There has been as many as 20,000 breakfast clubs nationwide,
your children or some that you know may take part in a school breakfast club
because of work commitments and the need to drop your children off a little
earlier than the average 9am.
But according to head teachers across the country the
growing need for the breakfast club is becoming largely to provide a breakfast
for children who come to school hungry. Head teacher Louise Nicholls of
Kingsmead Primary school in Hackney, London, told The Observer that only about
a third of the pupils that come to her school’s breakfast club are there
because of their parents working hours. The rest were there because they either
got themselves up and out to school or that, because of cuts to benefits, their
parents simply couldn’t afford food.
The Guardian Teacher Network found that 83% of teachers who
replied to their survey said that they had seen evidence of hungry children
arriving at school in the morning, which has an effect on their learning. 41% thought that the increase in hunger was
due to benefit cut causing families to cut back on food and 58% blamed poor
family health and social skills.
These results come at a worrying time as many schools
prepare to close breakfast clubs because stretched budgets can no longer permit
them to continue. According to requests
made by Labour MP Sharon Hodgson under the freedom of information law local
authorities are seeing the number of breakfast clubs decreasing, while MagicBreakfast, a charity that support around 200 breakfast clubs throughout the UK,
has stated that they have had an increase in the number of inquiries from
schools for help with funding to keep their breakfast clubs open.

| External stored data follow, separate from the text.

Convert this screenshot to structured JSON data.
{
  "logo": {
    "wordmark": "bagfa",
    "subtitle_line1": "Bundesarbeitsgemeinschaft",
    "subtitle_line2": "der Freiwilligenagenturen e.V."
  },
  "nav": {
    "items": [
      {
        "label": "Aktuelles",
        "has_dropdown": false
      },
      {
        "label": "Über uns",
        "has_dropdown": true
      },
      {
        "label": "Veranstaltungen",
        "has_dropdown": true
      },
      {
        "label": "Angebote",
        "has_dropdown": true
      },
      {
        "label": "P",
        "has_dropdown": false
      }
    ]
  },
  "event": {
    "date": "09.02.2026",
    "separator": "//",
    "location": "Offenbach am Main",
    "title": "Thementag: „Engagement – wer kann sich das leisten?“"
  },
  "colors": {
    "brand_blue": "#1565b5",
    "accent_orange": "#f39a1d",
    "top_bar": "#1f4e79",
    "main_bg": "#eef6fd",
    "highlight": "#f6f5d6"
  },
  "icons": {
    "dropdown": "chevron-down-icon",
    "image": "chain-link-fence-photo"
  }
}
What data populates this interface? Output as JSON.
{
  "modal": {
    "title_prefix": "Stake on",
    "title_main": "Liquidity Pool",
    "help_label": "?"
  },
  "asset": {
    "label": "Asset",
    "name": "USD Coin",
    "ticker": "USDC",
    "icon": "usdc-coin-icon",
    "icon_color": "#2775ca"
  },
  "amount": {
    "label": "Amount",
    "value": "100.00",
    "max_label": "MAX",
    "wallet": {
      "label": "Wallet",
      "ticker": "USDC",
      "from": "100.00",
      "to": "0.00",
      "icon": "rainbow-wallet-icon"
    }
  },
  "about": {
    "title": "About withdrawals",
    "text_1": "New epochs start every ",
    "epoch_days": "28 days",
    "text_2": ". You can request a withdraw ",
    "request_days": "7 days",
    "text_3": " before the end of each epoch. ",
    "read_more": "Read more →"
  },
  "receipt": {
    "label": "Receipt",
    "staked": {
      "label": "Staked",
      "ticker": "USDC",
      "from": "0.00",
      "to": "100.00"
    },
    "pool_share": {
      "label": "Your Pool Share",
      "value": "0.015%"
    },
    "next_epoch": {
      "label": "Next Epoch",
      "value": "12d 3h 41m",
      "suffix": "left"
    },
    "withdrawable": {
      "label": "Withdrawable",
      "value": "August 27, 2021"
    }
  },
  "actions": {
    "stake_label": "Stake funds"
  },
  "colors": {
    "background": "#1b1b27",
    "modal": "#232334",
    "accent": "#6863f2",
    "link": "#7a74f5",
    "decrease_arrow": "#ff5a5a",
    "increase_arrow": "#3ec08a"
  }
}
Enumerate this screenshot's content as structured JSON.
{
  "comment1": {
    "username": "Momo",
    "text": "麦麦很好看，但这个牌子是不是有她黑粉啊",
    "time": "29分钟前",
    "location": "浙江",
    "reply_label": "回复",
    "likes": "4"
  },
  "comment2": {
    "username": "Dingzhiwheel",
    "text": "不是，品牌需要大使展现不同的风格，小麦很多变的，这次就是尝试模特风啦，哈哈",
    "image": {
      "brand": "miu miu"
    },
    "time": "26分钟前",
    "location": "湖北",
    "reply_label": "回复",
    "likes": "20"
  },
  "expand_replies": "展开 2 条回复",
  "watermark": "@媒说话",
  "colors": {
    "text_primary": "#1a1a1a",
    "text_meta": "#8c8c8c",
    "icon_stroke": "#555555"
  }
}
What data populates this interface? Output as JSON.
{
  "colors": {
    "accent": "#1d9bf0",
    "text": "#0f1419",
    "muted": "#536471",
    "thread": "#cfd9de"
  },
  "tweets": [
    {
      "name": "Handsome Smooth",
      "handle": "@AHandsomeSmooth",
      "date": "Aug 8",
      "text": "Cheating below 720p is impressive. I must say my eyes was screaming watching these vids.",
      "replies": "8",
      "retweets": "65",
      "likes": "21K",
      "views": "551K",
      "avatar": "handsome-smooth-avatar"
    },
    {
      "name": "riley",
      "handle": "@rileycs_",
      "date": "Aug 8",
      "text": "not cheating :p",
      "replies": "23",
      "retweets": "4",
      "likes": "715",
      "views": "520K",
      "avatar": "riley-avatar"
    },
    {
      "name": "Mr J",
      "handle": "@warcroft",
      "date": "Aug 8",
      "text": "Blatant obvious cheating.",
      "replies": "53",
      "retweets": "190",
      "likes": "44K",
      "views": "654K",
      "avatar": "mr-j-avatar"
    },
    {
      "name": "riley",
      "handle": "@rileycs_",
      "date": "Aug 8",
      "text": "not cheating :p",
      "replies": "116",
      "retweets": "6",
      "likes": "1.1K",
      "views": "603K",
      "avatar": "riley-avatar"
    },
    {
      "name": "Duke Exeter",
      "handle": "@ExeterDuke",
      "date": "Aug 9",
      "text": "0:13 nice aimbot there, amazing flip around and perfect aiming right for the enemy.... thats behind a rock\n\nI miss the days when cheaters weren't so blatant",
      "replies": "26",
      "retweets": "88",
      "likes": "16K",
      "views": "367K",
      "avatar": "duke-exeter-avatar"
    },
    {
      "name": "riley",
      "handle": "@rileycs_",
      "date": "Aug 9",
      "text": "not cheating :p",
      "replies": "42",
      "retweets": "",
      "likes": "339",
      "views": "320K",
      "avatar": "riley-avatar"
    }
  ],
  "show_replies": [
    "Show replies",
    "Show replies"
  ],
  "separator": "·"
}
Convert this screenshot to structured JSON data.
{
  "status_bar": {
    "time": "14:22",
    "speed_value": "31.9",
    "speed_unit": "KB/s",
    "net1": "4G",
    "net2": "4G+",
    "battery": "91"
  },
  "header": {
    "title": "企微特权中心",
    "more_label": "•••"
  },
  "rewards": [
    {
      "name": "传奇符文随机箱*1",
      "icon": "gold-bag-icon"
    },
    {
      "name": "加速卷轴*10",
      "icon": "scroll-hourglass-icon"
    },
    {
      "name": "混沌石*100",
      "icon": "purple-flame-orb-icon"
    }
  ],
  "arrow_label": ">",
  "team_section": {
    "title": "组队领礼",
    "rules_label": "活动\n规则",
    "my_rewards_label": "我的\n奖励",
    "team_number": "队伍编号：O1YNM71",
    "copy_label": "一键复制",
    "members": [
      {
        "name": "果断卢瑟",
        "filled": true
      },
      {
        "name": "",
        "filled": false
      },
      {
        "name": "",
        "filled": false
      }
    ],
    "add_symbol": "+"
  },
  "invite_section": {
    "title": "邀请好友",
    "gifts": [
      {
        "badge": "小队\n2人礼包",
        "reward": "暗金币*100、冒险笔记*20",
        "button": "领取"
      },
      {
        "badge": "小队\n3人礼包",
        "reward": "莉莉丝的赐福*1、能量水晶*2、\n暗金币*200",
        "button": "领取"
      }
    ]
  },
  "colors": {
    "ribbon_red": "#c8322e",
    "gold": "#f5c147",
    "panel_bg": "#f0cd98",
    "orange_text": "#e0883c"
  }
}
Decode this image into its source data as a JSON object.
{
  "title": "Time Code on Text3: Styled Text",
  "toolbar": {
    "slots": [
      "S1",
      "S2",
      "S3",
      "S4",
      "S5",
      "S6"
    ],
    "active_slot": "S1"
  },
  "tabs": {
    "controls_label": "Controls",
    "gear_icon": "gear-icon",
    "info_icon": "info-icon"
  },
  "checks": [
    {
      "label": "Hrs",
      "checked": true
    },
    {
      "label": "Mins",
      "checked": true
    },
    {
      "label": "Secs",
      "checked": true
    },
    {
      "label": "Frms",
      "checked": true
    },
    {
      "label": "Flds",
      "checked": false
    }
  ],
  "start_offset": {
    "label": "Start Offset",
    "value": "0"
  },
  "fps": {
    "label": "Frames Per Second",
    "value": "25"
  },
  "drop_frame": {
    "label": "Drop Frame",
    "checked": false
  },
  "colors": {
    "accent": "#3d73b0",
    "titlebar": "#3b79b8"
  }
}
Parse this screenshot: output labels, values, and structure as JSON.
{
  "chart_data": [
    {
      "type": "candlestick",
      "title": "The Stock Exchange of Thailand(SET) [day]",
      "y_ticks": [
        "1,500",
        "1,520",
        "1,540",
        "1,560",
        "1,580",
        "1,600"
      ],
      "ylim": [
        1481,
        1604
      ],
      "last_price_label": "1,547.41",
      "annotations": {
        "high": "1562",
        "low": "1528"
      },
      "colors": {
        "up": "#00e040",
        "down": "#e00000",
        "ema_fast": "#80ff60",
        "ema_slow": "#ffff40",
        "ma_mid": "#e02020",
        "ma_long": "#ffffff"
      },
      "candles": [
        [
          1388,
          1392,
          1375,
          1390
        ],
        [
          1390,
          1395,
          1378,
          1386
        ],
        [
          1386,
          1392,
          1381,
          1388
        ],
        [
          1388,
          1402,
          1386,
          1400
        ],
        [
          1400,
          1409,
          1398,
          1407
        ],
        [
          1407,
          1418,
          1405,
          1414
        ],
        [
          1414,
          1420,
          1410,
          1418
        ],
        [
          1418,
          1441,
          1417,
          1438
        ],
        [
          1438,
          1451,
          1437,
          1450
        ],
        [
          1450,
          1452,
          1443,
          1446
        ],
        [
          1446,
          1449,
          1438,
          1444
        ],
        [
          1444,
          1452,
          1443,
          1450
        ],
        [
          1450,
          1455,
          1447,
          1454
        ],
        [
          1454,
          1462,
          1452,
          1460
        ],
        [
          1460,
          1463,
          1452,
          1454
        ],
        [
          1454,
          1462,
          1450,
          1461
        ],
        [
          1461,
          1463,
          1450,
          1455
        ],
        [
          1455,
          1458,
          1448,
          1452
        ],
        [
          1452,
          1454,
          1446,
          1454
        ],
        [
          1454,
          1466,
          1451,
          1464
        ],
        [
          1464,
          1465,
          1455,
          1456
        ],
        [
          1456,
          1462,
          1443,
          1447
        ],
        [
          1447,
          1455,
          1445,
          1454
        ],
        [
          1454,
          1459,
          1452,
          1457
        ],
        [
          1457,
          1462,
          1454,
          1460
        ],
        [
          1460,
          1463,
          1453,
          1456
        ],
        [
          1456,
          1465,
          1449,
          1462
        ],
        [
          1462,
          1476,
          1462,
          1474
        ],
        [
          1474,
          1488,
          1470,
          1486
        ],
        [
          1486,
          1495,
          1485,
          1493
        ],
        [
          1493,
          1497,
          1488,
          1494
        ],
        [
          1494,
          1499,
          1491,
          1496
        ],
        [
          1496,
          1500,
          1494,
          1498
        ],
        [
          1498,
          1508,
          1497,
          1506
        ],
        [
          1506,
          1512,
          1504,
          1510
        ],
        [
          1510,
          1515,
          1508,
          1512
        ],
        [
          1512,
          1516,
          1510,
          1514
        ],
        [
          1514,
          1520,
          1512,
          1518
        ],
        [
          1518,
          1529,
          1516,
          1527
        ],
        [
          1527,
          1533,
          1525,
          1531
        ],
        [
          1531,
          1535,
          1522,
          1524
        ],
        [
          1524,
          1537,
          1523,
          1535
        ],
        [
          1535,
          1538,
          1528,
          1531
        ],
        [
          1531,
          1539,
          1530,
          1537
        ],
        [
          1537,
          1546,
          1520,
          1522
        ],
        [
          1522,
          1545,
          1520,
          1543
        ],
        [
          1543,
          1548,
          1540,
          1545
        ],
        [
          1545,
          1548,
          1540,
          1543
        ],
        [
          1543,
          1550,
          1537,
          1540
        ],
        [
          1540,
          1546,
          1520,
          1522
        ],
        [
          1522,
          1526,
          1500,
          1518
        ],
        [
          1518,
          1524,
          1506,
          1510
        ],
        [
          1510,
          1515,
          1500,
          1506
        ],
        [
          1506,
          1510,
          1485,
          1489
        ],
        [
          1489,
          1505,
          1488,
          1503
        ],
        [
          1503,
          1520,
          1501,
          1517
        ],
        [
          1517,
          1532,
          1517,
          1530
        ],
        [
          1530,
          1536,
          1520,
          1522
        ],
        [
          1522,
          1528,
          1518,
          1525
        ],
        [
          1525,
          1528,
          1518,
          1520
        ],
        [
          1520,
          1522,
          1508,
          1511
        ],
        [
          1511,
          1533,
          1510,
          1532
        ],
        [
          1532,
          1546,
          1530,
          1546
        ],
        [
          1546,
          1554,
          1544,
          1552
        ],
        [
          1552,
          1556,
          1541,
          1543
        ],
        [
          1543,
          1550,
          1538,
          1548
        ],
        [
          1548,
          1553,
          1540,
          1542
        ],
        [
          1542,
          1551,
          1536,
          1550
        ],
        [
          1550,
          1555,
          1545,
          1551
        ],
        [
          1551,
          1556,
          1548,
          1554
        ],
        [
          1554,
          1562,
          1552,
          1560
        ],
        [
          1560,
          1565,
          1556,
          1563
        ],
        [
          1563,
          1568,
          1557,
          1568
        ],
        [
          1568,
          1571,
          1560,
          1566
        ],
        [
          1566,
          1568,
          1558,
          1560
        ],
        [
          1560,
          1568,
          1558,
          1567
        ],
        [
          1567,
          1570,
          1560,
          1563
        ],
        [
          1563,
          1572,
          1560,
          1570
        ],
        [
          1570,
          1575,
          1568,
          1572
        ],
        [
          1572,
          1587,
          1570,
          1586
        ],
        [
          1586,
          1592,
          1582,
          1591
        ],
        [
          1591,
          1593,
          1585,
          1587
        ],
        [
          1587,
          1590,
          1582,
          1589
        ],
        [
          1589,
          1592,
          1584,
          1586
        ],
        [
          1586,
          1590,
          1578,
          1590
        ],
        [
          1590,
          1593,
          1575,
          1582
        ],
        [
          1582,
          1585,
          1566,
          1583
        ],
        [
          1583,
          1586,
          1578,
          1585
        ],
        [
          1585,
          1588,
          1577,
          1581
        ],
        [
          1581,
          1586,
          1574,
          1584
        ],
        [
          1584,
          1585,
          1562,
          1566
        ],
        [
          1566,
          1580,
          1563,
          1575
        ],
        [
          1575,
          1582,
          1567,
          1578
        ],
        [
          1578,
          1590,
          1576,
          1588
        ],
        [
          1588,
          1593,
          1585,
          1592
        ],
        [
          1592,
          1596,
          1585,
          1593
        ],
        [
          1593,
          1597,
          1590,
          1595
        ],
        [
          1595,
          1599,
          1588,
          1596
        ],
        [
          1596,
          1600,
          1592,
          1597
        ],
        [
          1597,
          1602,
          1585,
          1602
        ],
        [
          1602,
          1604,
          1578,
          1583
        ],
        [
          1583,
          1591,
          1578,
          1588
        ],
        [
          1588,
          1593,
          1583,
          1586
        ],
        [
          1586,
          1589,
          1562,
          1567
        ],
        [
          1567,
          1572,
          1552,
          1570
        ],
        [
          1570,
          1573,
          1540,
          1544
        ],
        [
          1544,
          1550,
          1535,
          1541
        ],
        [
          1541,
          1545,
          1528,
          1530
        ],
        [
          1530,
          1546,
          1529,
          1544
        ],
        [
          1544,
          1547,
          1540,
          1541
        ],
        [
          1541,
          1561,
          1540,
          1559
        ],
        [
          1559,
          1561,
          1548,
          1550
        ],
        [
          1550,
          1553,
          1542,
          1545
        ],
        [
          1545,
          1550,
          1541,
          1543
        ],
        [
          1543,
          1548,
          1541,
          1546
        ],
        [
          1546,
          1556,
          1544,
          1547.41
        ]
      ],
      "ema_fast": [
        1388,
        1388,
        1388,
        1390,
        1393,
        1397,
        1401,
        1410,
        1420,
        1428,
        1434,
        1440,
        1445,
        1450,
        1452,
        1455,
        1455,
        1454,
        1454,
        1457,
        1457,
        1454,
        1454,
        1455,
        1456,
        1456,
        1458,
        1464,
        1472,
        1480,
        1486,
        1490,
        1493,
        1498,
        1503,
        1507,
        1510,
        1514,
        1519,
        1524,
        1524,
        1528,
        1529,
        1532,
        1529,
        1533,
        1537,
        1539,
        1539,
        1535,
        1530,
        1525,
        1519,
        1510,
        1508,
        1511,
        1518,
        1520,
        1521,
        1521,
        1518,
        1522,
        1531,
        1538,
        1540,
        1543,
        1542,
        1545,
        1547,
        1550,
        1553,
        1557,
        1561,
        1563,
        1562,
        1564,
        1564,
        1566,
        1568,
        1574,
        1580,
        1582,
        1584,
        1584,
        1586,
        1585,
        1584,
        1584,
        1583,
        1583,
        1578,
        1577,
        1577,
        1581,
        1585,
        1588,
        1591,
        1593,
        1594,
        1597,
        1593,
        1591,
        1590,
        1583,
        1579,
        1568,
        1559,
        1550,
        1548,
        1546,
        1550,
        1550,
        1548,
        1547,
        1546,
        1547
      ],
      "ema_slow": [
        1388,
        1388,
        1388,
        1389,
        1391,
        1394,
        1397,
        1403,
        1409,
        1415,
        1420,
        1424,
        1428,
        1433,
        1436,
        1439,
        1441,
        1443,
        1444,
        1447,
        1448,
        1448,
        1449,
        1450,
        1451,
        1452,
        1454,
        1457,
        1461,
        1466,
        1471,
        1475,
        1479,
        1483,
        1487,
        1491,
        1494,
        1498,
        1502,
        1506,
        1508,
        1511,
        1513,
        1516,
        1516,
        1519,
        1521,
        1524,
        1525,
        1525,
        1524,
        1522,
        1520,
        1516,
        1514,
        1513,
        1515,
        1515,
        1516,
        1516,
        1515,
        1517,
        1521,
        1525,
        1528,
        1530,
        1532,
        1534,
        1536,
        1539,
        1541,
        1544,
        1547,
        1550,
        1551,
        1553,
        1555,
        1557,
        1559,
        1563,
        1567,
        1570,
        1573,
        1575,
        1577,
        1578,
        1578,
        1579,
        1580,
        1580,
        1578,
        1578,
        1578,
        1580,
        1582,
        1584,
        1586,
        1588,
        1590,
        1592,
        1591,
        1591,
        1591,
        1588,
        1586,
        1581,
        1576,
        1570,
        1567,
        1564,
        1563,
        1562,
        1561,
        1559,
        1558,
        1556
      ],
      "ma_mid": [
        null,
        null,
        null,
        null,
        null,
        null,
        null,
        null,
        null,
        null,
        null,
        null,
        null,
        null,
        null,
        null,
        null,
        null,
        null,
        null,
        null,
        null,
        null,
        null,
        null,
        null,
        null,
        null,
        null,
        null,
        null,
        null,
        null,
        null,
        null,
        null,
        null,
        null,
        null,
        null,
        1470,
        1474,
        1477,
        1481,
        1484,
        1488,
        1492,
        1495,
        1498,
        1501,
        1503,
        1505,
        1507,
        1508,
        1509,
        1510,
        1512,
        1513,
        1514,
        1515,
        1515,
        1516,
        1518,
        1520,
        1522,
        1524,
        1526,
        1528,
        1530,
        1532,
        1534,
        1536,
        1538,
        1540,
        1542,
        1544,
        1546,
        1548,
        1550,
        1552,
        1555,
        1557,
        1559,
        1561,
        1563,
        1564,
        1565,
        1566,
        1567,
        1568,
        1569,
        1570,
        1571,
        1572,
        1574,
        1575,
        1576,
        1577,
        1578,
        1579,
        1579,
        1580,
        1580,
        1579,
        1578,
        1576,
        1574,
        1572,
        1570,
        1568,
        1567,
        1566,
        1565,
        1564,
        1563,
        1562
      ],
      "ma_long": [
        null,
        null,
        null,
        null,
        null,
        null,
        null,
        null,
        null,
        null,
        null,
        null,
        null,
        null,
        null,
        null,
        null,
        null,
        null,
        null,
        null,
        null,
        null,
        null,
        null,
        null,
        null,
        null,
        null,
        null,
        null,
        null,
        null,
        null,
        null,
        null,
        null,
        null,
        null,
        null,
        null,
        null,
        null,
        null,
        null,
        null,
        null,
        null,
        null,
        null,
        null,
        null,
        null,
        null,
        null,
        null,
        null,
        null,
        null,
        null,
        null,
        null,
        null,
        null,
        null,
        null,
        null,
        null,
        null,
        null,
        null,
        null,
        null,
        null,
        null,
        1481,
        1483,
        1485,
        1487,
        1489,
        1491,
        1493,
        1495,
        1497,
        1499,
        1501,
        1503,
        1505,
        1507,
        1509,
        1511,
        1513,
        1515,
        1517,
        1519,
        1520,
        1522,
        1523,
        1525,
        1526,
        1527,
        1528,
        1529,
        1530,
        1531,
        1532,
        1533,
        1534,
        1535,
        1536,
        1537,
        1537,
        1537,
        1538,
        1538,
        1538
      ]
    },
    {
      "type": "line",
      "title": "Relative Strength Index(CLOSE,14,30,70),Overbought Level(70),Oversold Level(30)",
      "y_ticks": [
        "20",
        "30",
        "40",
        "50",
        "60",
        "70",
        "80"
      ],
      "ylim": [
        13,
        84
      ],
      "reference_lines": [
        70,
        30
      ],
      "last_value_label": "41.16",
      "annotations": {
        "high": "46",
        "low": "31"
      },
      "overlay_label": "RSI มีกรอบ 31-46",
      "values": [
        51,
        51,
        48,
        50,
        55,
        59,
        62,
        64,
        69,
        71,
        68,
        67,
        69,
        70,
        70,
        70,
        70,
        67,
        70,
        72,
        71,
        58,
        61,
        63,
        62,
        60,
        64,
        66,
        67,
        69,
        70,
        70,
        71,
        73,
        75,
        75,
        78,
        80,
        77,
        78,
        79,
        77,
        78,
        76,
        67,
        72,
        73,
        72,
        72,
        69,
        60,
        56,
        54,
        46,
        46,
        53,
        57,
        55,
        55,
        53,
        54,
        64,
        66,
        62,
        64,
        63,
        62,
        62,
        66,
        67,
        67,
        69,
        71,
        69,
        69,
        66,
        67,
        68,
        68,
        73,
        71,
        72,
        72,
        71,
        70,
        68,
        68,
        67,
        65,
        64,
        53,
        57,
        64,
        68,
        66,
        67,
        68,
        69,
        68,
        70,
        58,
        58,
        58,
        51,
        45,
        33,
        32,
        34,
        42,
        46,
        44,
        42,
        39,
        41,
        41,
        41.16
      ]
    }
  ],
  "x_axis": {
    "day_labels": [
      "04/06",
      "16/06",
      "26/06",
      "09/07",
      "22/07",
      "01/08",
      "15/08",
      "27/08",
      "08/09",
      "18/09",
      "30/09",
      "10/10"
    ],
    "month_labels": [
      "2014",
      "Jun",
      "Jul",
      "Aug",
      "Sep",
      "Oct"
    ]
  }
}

A 2008 study by the School Food Trust tells of how hungry
children have difficulties learning and often have erratic behaviour, but with
the introduction of a breakfast club punctuality and performance increased,
initially proving the benefits of school breakfast clubs, while needing a larger
scale report.
At present Wirral schools charge for using the service of
breakfast clubs and although this may help to keep them running during a gloomy
economic outlook, it does also mean that poorer families will be deterred from
sending their children to a breakfast club, despite studies showing that the
poorer children in the community are the ones who benefit most from breakfast
clubs.
Wirral Borough Council are unlikely to follow in the
footsteps of Wales (despite the 2002 Every Child Matters report), who have made
breakfast clubs a priority, resulting in 75% of primary schools offering free
breakfast clubs that have improved attendance and concentration. Last week the
council announced another round of cuts costing £100m in order to help ease
their increasing overspends. So for the foreseeable future the empty breakfast
bowls of the needy children will have to be washed at home.